L’entrevue semi-dirigée (Savoie-Zajc, 1997), dont la durée a été estimée à environ 90 minutes, est structurée autour de plusieurs dimensions, dont le profil des élèves, la participation au programme de francisation, les composantes du modèle et les effets de la francisation. Le choix de cet outil s’explique par le fait qu’il permet au chercheur de cerner, avec authenticité, les propos du sujet à travers des questions ouvertes (Lamoureux, 2000). Cette étude a bénéficié d’une approbation du comité d’éthique de recherche avec les êtres humains de l’université d’affiliation des auteurs, et les données ont été collectées dans la région du Sud-est de la province au courant de l’année scolaire 2021-2022. Les données ainsi collectées ont été transcrites sous forme de verbatim et analysées suivant deux étapes selon la perspective de Paillé et Mucchielli (2012) : la première a fait appel à une méthode d’analyse thématique et la deuxième a permis de procéder à la mise en relation des thèmes identifiés et à l’interprétation.

Résultats

L’analyse des différents propos des participantes et participants a permis de ressortir le profil d’élèves nouveaux arrivants, les facteurs de choix de l’école francophone par les parents vus par les intervenantes et intervenants ainsi que les initiatives de francisation mises en oeuvre et leurs effets sur l’intégration scolaire et sociale des élèves nouveaux arrivants.

Profil des élèves

Selon les répondants, deux éléments fondamentaux permettent de dresser le profil des élèves nouveaux arrivants admissibles aux initiatives de francisation : l’aptitude en français et les facteurs de choix de l’école francophone.

Aptitude en français

En tenant compte de la connaissance de la langue française à l’arrivée, les participants ont classé les élèves nouveaux arrivants admis aux programmes de francisation en trois catégories : 1) les élèves allophones n’ayant aucune notion de la langue française; 2) les élèves ayant accusé un retard scolaire en français; et 3) les élèves francophones ayant des besoins de mise à niveau. Les élèves allophones constituent cette catégorie d’élèves issus de familles au sein desquelles on utilise une langue autre que celle de l’enseignement. Il s’agit spécifiquement des élèves qui proviennent des pays non francophones et qui n’ont jamais été scolarisés en français durant leur parcours migratoire. Par exemple, les participants associent à cette catégorie des élèves provenant de certains pays tels que la Syrie, l’Afghanistan, l’Irak, l’Espagne, la Chine, les Philippines, et les pays de l’Europe de l’Est, de l’Amérique latine et de l’Afrique non francophone. La seconde catégorie regroupe des élèves ayant accusé un retard scolaire en français qui s’explique par diverses raisons, dont les conflits politiques, le faible niveau de scolarité des parents, le statut de la langue française dans le pays d’origine et le parcours migratoire. La troisième catégorie, quant à elle, regroupe des élèves provenant des pays francophones au sein desquels le français est la principale langue de scolarisation. Toutefois, le niveau de maîtrise du français de ces élèves ne correspond pas ou peu à celui de leurs pairs de même âge de la société d’accueil. Une mise à niveau est ainsi requise afin de faciliter les apprentissages dans d’autres disciplines conformes au niveau de l’enfant.
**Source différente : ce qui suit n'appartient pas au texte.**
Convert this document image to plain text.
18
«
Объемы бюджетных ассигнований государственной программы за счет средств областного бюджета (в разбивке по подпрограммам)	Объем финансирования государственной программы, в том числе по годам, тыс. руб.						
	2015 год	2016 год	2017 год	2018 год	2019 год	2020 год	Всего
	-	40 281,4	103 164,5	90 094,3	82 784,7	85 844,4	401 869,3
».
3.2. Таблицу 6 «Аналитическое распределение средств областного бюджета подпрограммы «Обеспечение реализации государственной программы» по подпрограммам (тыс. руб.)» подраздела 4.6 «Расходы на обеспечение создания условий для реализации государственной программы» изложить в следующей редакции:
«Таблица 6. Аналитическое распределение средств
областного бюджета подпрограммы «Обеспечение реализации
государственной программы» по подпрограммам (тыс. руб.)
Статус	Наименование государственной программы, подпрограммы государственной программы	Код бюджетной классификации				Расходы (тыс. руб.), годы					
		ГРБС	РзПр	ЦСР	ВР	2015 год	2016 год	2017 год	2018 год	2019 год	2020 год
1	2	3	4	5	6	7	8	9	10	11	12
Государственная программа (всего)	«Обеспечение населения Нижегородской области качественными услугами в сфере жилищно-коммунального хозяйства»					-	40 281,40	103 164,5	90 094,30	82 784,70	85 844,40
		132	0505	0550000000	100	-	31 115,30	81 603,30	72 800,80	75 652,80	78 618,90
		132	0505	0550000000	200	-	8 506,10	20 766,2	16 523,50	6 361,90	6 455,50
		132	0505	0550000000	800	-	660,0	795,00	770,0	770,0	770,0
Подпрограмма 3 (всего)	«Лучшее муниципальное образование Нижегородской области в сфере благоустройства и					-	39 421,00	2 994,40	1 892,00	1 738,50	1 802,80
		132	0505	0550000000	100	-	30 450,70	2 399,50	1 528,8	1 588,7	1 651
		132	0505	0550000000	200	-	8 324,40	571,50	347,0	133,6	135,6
Facteurs de choix de l’école francophone

Selon les participantes et participants, les facteurs de choix de l’école francophone dans un contexte de dualité linguistique obéissent à un argumentaire spécifique qui s’analyse selon les familles. Deux arguments fondamentaux expliquent le choix de certains parents : la continuité des apprentissages et le bilinguisme. En effet, pour les participantes et participants, certains parents qui, avant ou pendant le parcours migratoire avaient scolarisé leurs enfants dans les écoles de langue française choisissent d’inscrire leurs enfants dans les écoles francophones de la province afin d’assurer la continuité des apprentissages en français et pérenniser l’identité culturelle francophone :

Certains parents nous ont dit qu’ils inscrivent leurs enfants dans des écoles francophones pour avoir une continuité des apprentissages et pour que les générations à venir puissent aussi aller dans des écoles francophones. (AN07)

Par ailleurs, le choix de l’école francophone par d’autres parents francophones n’ayant aucune notion de la langue anglaise s’explique, selon les participantes et participants, par la possibilité de collaborer avec le personnel scolaire à travers la communication dans la langue de l’enseignement : Certaines familles francophones choisissent aussi l’école francophone, car ils sont moins à l’aise en anglais et souhaitent comprendre ce qui leur sera dit. (AN05)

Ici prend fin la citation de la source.